LAS VEGAS — CES 2012 formally kicked off this evening with Microsoft CEO Steve Ballmer’s keynote address which, after many years of speeches, was the company’s last at the trade show. Microsoft and CES are going their separate ways after this year’s show ends, with Microsoft taking a much more low-key role at the show from now on (if at all). On a stage set against a background of sprightly Metro live tiles, we heard speakers talk about the Windows Phone, Windows 8, ultrabooks, Xbox, and there was (inexplicably) an autotuned Bill Gates bit, a tweet choir, and oh—our host was Ryan Seacrest.
“We’ll try this conversationally, where we’ll talk about what’s happening in the tech industry and what’s next for Microsoft,” Seacrest said.
The keynote commenced with the reiteration that Microsoft’s opening speech at CES had always been the usual custom, dating all the way back to the mid-90’s. It’s the end of a tradition!

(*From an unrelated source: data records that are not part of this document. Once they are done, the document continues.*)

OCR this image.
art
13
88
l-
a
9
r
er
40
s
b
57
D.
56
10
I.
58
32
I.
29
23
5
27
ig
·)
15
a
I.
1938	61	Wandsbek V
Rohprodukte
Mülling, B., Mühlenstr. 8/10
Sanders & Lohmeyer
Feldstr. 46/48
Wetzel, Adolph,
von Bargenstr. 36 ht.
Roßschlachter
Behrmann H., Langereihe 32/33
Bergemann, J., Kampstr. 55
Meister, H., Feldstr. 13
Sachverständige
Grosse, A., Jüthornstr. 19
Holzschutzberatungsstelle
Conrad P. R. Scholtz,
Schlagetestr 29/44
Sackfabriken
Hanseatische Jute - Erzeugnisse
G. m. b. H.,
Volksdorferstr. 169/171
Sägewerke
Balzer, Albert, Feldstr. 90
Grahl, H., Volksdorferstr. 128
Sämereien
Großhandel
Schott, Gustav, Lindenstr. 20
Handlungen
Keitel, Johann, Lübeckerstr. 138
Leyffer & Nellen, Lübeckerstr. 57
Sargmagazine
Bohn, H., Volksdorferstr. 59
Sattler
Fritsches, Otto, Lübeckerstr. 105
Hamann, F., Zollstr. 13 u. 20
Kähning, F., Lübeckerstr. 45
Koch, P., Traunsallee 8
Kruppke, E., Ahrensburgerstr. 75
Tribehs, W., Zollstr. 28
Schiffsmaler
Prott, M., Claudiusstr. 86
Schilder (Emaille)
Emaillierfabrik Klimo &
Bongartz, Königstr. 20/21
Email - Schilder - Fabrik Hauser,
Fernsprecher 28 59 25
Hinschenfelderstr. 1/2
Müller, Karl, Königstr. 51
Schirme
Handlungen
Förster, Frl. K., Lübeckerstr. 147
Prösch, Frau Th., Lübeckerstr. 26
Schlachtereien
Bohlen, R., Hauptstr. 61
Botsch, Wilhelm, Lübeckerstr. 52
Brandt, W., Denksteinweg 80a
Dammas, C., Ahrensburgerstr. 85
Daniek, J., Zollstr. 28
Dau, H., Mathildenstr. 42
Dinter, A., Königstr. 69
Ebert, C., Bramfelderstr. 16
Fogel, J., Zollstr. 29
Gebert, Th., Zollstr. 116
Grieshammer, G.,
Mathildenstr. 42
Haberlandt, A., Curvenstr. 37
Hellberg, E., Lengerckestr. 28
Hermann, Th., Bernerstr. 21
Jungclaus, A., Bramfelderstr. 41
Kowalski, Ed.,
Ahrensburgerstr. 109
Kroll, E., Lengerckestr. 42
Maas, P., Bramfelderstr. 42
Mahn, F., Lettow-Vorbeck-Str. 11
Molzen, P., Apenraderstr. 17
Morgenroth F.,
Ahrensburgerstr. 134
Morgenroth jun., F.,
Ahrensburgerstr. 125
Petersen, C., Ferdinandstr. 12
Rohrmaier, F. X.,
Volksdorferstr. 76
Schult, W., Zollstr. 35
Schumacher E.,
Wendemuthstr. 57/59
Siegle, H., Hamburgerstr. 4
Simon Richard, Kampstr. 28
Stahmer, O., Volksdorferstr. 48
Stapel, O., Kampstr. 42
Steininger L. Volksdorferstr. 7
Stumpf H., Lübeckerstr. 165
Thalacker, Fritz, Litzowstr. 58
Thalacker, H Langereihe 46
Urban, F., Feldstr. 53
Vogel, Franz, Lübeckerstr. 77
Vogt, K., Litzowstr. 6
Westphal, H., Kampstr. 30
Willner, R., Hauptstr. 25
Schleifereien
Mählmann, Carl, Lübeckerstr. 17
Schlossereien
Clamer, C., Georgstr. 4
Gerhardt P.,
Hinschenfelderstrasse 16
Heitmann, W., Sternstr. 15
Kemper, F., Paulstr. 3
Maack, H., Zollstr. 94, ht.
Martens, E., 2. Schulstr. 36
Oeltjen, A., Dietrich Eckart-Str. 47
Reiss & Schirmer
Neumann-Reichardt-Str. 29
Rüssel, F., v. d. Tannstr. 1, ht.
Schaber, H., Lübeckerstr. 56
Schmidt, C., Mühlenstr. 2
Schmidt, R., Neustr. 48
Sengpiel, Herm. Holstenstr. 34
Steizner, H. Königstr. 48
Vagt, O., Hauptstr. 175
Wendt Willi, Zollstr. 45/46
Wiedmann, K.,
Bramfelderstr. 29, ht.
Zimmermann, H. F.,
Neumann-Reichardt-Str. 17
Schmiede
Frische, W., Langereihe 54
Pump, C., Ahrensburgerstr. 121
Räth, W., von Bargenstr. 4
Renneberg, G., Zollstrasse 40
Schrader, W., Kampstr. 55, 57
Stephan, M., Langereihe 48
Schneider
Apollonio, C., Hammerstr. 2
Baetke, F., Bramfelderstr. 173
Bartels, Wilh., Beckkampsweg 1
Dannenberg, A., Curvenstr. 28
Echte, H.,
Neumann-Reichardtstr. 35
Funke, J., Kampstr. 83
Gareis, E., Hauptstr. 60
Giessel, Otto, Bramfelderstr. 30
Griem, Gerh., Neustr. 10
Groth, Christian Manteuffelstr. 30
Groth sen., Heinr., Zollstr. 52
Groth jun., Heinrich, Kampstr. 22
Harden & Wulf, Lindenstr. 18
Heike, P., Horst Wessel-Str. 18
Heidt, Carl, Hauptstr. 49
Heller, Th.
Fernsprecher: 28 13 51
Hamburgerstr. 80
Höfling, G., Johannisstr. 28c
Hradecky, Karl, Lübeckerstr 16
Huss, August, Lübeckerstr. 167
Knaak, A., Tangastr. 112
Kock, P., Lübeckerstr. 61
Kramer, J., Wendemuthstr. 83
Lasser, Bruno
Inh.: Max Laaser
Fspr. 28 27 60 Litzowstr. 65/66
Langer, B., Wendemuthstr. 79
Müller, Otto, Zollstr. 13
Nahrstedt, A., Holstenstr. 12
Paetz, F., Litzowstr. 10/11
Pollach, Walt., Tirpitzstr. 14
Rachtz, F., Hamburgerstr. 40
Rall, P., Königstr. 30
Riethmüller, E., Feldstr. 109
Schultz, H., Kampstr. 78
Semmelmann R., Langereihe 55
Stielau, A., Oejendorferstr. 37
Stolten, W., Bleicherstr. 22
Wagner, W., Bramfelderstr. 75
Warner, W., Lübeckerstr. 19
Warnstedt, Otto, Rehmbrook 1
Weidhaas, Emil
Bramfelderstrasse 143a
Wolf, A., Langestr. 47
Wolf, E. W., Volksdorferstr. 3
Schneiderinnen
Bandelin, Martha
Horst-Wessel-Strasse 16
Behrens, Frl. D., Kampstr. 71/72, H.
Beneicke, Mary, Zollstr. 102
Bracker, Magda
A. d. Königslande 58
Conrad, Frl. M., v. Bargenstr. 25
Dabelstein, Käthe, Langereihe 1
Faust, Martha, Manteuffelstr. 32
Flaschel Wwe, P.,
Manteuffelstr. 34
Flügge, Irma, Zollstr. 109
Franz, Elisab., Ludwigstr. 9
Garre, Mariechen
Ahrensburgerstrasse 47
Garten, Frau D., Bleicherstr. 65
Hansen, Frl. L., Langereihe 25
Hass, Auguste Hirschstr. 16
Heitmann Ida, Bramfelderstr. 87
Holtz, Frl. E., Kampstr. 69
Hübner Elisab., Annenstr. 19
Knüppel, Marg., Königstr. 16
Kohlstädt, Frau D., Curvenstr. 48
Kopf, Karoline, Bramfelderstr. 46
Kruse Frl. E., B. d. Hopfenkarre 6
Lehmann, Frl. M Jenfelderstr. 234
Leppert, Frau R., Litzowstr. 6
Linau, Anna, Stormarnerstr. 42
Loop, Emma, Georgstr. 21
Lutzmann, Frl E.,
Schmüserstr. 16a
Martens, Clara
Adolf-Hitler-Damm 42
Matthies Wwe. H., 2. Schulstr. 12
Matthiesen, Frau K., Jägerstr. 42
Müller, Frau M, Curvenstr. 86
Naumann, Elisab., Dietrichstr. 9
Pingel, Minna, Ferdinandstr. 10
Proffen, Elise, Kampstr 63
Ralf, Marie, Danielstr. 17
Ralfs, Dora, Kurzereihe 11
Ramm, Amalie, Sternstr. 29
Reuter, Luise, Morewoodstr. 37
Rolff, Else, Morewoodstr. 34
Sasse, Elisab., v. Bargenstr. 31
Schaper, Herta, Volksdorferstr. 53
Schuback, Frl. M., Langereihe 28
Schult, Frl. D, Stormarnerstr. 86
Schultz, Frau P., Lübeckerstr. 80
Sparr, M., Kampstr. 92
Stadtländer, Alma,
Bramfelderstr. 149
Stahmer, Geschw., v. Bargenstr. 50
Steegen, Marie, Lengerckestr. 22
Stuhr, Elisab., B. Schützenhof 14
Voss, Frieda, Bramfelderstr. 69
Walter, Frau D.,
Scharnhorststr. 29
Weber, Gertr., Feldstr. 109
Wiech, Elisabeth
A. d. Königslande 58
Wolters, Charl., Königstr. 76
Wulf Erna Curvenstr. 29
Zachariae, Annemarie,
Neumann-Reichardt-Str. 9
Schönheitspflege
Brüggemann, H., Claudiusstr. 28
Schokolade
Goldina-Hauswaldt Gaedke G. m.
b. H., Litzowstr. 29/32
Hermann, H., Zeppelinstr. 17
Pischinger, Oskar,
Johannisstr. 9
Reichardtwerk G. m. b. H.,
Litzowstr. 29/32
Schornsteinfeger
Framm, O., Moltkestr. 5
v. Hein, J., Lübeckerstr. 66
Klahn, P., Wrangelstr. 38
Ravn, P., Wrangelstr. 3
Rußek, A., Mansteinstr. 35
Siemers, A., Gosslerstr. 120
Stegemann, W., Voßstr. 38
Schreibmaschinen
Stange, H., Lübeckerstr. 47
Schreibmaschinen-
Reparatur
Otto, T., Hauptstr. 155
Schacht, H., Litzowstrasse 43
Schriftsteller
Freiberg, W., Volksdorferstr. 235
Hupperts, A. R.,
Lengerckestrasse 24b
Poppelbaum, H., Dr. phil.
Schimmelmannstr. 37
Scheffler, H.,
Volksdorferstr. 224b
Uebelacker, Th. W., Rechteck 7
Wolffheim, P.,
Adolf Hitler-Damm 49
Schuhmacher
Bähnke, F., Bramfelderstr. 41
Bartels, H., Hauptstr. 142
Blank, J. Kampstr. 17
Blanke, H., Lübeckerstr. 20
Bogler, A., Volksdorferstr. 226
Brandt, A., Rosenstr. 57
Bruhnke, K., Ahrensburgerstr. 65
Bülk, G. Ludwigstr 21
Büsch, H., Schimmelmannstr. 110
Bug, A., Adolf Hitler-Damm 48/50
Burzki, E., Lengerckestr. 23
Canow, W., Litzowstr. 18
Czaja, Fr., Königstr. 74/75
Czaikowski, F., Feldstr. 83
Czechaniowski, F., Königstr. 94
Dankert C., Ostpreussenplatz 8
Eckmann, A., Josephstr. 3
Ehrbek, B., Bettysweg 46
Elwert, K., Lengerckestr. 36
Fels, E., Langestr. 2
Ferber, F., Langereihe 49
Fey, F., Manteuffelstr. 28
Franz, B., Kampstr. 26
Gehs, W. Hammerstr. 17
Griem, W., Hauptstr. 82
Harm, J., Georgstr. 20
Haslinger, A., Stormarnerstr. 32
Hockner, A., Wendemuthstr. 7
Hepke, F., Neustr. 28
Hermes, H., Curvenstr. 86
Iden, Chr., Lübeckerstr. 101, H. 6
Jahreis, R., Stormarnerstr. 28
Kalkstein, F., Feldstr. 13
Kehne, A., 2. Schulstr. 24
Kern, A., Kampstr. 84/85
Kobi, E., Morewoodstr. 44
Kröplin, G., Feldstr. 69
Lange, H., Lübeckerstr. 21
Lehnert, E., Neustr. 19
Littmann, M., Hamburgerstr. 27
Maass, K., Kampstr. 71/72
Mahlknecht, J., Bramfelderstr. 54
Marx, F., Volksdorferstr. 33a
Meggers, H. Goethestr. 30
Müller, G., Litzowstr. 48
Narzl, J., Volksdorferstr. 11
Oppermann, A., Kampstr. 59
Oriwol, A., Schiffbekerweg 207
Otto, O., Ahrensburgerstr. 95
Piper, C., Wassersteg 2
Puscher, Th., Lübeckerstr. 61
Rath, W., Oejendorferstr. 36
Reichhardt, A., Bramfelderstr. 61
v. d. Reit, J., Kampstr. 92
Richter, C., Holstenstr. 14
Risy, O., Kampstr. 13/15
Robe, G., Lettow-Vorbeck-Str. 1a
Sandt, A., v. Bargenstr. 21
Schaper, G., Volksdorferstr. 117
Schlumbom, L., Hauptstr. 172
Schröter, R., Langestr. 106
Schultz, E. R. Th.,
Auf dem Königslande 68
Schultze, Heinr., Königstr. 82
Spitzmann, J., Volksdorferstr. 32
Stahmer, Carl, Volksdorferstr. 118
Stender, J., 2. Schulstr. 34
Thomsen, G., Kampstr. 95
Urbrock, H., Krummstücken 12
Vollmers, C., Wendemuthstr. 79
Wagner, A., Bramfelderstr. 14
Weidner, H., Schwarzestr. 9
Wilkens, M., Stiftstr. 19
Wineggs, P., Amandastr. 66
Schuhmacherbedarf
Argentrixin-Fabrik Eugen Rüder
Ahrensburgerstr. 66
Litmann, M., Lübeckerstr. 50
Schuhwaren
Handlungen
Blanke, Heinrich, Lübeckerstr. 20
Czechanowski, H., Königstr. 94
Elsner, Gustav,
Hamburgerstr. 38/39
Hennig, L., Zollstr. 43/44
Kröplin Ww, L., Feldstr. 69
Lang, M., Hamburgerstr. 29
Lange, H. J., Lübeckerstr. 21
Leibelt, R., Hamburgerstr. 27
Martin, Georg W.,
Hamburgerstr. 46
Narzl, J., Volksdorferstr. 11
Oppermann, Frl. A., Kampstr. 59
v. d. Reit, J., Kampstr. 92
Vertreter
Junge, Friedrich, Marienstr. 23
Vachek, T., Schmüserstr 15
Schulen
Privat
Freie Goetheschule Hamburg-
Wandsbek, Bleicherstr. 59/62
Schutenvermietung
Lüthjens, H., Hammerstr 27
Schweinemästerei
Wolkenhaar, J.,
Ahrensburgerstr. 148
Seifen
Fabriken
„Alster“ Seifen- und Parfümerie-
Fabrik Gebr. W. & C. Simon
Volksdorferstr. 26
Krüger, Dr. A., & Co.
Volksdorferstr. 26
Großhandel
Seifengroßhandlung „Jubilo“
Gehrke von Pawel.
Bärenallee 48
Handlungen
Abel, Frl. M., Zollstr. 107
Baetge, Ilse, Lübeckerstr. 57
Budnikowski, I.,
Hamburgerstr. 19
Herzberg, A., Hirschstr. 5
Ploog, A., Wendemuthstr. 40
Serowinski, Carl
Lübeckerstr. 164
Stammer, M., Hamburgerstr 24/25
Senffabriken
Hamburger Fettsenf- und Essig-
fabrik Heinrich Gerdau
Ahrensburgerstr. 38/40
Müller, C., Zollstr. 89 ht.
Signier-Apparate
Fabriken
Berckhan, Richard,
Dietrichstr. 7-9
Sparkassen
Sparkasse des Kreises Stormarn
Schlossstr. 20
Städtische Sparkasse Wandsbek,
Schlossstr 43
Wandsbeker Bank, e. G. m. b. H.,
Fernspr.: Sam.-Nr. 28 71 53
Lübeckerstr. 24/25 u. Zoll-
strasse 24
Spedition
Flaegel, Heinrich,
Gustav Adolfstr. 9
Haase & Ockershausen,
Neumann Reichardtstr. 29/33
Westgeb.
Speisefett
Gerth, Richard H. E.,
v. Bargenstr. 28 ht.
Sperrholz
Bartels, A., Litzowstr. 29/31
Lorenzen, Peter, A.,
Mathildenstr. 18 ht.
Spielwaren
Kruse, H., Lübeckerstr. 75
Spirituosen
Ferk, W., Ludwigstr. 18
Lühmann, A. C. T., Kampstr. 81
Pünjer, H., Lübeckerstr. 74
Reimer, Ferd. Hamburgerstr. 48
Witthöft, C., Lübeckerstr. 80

To commemorate the milestone, CES President Gary Shapiro gave Ballmer a scrapbook-like plaque of Microsoft’s best CES moments. We moved on to speeches detailing how different Microsoft technologies worked—like Windows Phone and Windows 8—as well as notable product announcements relating to Microsoft made over the press days so far (ultrabooks; Nokia’s high-end Windows Phone, the Lumia 900; and the first LTE Windows Phone, the HTC Titan were among those remembered).
Helped along by Seacrest’s humor and Ballmer’s frenetic energy, the keynote remained quite entertaining throughout. Granted there were a few gimmicks, including a barely tolerable, heavily autotuned video of Ballmer screaming, “Bing!” and a tweet choir singing live tweets about the keynote with the #CES2012 hashtag. But all in all, the keynote was a fairly enjoyable time that gave a good overview of Microsoft’s recent—and significant—strides in the industry. One particularly remarkable demo was when a mother and daughter pair presented how a Kinect-enabled Sesame Street episode might work on TV—when the young lady threw imaginary coconuts into a box held out by a character on the television, cartoon coconuts appeared and landed in the carton onscreen a few seconds later. Admittedly, most of the technology they presented onstage has been in the works for a while, nothing new, but it was definitely very neat to see it done live on a big screen at the event.
“So what’s next?” Seacrest asked towards the end of the keynote.
“Windows 8 is what’s next,” Ballmer said. “There’s nothing more important to Microsoft than Windows… Metro will drive the new magic across all of our user experience. In the new math at Microsoft: one plus one really does equal three.
“What’s next at Microsoft in 2012? Metro, METRO, METRO! Windows, WINDOWS, WINDOWS!”